Tropical Discus Fish – Friend or Foe
Getting started can be quite intimidating if you believe all the “negative press” that discus fish receive. But the truth is that you can be very successful if you just follow a few simple guidelines. Make certain you are feeding your discus properly. They are big eaters.
The amateur aquarist has long had a love hate relationship with the Discus fish, these fickle beauties can be the best or worst endeavor you have in the freshwater world. There are quite a few things that will make your new project much likelier to be a success, and knowing these few tidbits of handy information will keep you from giving a few hundred bucks worth of fish the traditional “burial at sea.”
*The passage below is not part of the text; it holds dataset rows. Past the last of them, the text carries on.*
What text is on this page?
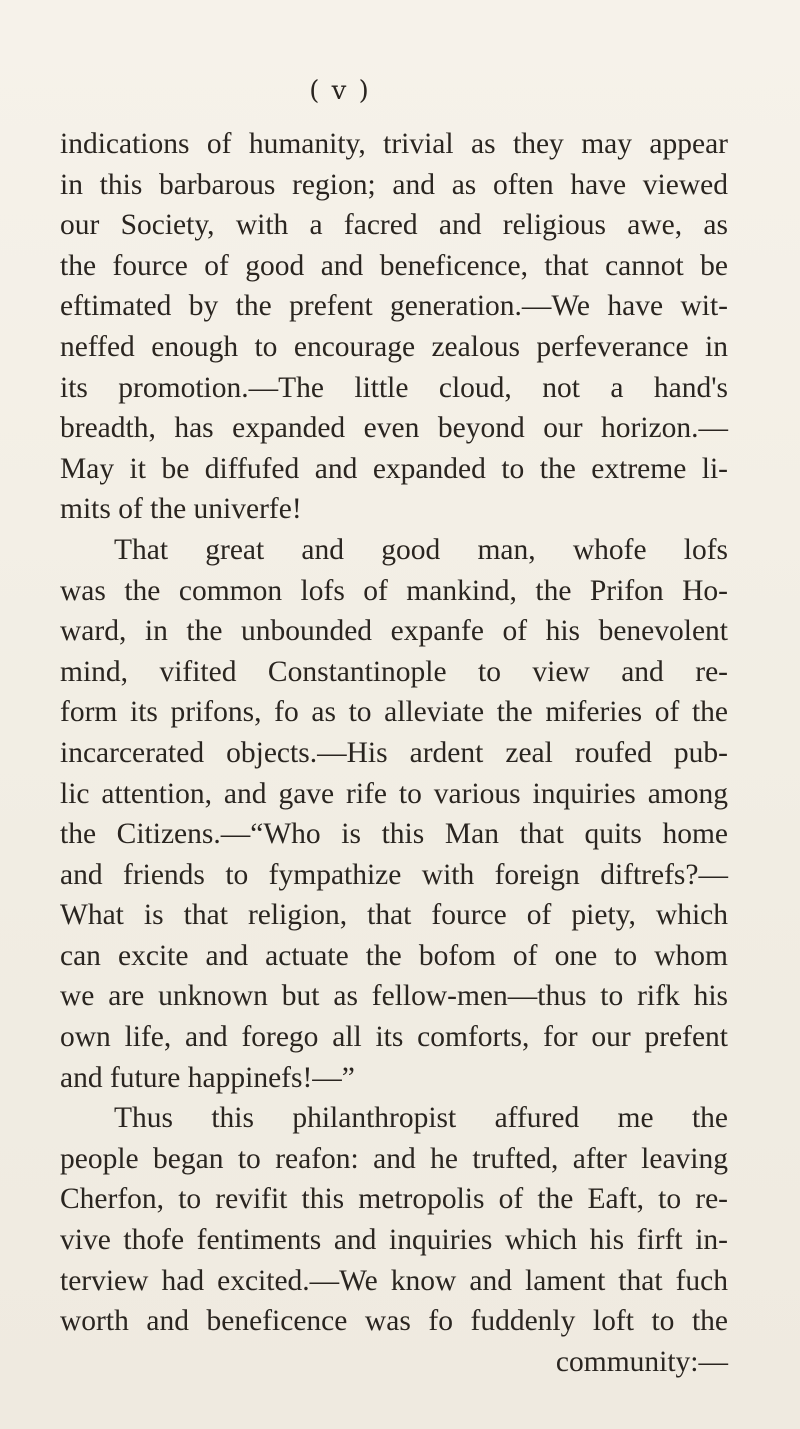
( v )
indications of humanity, trivial as they may appear
in this barbarous region; and as often have viewed
our Society, with a facred and religious awe, as
the fource of good and beneficence, that cannot be
eftimated by the prefent generation.—We have wit-
neffed enough to encourage zealous perfeverance in
its promotion.—The little cloud, not a hand's
breadth, has expanded even beyond our horizon.—
May it be diffufed and expanded to the extreme li-
mits of the univerfe!
That great and good man, whofe lofs
was the common lofs of mankind, the Prifon Ho-
ward, in the unbounded expanfe of his benevolent
mind, vifited Constantinople to view and re-
form its prifons, fo as to alleviate the miferies of the
incarcerated objects.—His ardent zeal roufed pub-
lic attention, and gave rife to various inquiries among
the Citizens.—“Who is this Man that quits home
and friends to fympathize with foreign diftrefs?—
What is that religion, that fource of piety, which
can excite and actuate the bofom of one to whom
we are unknown but as fellow-men—thus to rifk his
own life, and forego all its comforts, for our prefent
and future happinefs!—”
Thus this philanthropist affured me the
people began to reafon: and he trufted, after leaving
Cherfon, to revifit this metropolis of the Eaft, to re-
vive thofe fentiments and inquiries which his firft in-
terview had excited.—We know and lament that fuch
worth and beneficence was fo fuddenly loft to the
community:—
The first thing you should know is that Discus fish obey a social pecking order, and the more fish in a tank the better off you are, because the pecking will be distributed over more fish and there is less likely to be on fish bearing the brunt of being the whipping boy. You will also need a larger tank, because Discus will need room to roam, I like the ninety to one hundred and fifty gallon range. Another good thing to know is that Discus like their water refreshed every week, about twenty five percent or so will do every week. For whatever reason, they crave a water change and I have been told you cannot give them too much fresh water.
Another handy tip to keep in mind is not to put any other fish in the tank, save a good Pleco or a small school of tetras. Discus do not share tanks well and many fish will rip apart these gentle animals. Get your stock from a good reputable breeder, the pet store is usually a bad idea as they are not going to be able to guarantee such an expensive animal and you have no clue how healthy or otherwise the fish are. Start with a good school of about ten or fifteen, and build up should you have room. You may lose some, but there will be enough to keep them all happy together, they love a crowd, especially the young ones. They like their water warm and look into their current PH needs.
Many people believe you must be a master aquarist to own Discus, but that is simply not the case today. Modern hybrids are far hardier than the counterparts of yesteryear, and more is known about them today than ever before, giving a wealth of knowledge to our community. Do some digging and see what you can learn, you may have the setup to get an amazing tank going and not even know it.